The exact reasons for the breakout of war between Makurian king David and Egyptian sultan Baibars are not known but was most likely a simple unwillingness by David to pay the Baqt to the upstart Mamluk state, as the Mamluks had only came to power in 1250 and were seemingly not viewed favourably by David. There is also evidence raids between the two sides had been occurring for a few years before the reigns of both Baibars and David. This already strained relationship was likely not helped by the arrival of Shekenda, a Makurian prince with a claim to David’s throne, in the Mamluk court. These factors would lead the two states to full scale war, which started in 1272 as the Makurians sacked the Egyptian town of Aidhab. This was followed by a Makurian raid on Aswan in 1275.

==Battle==
In 1276 Sultan Baibars led a campaign into Nubia and fought David of Makuria in a series of battles that culminated in Makuria's defeat at their capital of Dongola.
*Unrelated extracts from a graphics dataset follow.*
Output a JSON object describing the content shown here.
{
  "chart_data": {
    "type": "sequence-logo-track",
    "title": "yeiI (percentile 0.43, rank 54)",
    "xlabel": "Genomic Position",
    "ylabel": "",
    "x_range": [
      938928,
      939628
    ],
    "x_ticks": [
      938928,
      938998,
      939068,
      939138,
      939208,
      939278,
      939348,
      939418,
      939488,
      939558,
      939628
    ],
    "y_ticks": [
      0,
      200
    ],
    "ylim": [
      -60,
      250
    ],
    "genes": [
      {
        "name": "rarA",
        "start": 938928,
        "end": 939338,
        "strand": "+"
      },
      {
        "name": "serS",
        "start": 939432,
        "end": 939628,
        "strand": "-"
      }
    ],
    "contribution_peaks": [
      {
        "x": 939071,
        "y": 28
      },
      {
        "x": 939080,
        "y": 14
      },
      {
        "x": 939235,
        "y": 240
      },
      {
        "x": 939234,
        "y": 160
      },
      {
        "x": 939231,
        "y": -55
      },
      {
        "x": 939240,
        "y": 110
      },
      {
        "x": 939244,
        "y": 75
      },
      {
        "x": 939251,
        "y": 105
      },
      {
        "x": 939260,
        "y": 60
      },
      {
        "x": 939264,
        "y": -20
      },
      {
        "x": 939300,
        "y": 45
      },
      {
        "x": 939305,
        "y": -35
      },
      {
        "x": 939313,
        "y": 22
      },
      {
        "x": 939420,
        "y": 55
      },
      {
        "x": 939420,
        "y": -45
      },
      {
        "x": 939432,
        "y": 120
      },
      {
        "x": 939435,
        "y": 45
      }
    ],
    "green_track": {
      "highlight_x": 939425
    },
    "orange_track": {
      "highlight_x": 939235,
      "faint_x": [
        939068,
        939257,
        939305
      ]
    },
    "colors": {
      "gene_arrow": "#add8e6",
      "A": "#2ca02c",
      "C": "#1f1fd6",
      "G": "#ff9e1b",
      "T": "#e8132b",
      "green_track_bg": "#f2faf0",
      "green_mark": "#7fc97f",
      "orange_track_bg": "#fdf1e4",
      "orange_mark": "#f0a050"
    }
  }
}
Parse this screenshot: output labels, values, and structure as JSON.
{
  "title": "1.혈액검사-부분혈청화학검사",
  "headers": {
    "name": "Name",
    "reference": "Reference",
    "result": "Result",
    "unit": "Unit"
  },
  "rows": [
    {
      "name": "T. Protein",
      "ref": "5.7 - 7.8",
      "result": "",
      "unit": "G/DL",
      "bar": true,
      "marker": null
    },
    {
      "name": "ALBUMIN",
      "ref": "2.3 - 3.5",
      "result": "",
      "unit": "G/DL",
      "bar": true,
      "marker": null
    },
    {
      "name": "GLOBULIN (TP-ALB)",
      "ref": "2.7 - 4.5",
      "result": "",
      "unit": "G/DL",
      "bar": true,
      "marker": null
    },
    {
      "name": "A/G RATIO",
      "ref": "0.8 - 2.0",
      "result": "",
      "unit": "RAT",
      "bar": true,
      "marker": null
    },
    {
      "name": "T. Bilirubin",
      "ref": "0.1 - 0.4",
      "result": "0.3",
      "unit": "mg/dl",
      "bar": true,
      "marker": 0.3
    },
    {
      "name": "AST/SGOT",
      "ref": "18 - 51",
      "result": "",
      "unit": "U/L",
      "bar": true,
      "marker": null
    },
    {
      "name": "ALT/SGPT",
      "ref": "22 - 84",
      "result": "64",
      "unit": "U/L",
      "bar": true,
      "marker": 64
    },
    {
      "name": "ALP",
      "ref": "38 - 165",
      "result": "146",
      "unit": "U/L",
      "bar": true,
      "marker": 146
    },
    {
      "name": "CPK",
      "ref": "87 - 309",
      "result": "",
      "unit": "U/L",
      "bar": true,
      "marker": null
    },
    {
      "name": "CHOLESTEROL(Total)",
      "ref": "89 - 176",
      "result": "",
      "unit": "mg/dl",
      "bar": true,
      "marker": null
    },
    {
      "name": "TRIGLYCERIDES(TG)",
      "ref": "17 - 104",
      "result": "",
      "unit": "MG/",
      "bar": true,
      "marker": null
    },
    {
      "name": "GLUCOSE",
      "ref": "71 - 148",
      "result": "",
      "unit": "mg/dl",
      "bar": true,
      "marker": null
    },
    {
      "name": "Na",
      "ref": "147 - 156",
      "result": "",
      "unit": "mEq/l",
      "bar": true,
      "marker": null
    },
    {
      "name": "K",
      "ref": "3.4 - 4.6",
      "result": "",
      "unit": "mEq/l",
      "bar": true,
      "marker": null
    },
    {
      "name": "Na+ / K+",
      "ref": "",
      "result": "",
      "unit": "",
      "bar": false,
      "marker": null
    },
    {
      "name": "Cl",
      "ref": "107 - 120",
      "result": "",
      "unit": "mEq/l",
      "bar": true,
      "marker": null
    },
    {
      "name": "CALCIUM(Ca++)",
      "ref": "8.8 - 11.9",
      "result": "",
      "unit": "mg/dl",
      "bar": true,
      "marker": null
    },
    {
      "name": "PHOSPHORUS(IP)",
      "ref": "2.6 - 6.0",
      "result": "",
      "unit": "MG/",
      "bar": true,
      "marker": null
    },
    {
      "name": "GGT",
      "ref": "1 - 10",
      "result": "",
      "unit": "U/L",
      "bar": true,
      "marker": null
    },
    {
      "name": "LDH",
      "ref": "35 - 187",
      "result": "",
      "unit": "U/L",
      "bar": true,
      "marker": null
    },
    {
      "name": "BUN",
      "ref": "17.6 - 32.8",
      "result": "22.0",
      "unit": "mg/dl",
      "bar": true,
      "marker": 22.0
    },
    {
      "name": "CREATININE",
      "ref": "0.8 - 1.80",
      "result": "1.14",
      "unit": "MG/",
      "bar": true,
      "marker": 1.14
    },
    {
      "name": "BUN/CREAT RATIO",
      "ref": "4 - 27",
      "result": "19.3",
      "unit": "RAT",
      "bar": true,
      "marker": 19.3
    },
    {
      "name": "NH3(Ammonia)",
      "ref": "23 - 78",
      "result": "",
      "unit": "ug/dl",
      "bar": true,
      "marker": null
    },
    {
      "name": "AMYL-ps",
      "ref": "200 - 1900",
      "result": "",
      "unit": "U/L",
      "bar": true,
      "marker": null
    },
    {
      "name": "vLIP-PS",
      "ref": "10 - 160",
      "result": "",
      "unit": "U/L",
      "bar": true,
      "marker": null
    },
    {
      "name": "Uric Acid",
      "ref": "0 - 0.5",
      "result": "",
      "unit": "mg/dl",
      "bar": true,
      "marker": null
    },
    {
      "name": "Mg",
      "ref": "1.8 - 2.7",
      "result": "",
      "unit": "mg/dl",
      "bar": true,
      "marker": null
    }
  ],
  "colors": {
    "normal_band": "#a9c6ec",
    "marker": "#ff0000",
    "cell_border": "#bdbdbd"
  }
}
Very little details about the engagement are known but it was a heavy defeat for the Makurian army. David was forced to flee and Dongola fell. Baibars placed Shekenda on the throne where he would rule as a Mamluk vassal. The battle signified the beginning of the end for Makuria as the state would slowly shrink in territory over the coming century in the face of increased aggression from its Muslim neighbours, eventually disappearing altogether in the 15th century.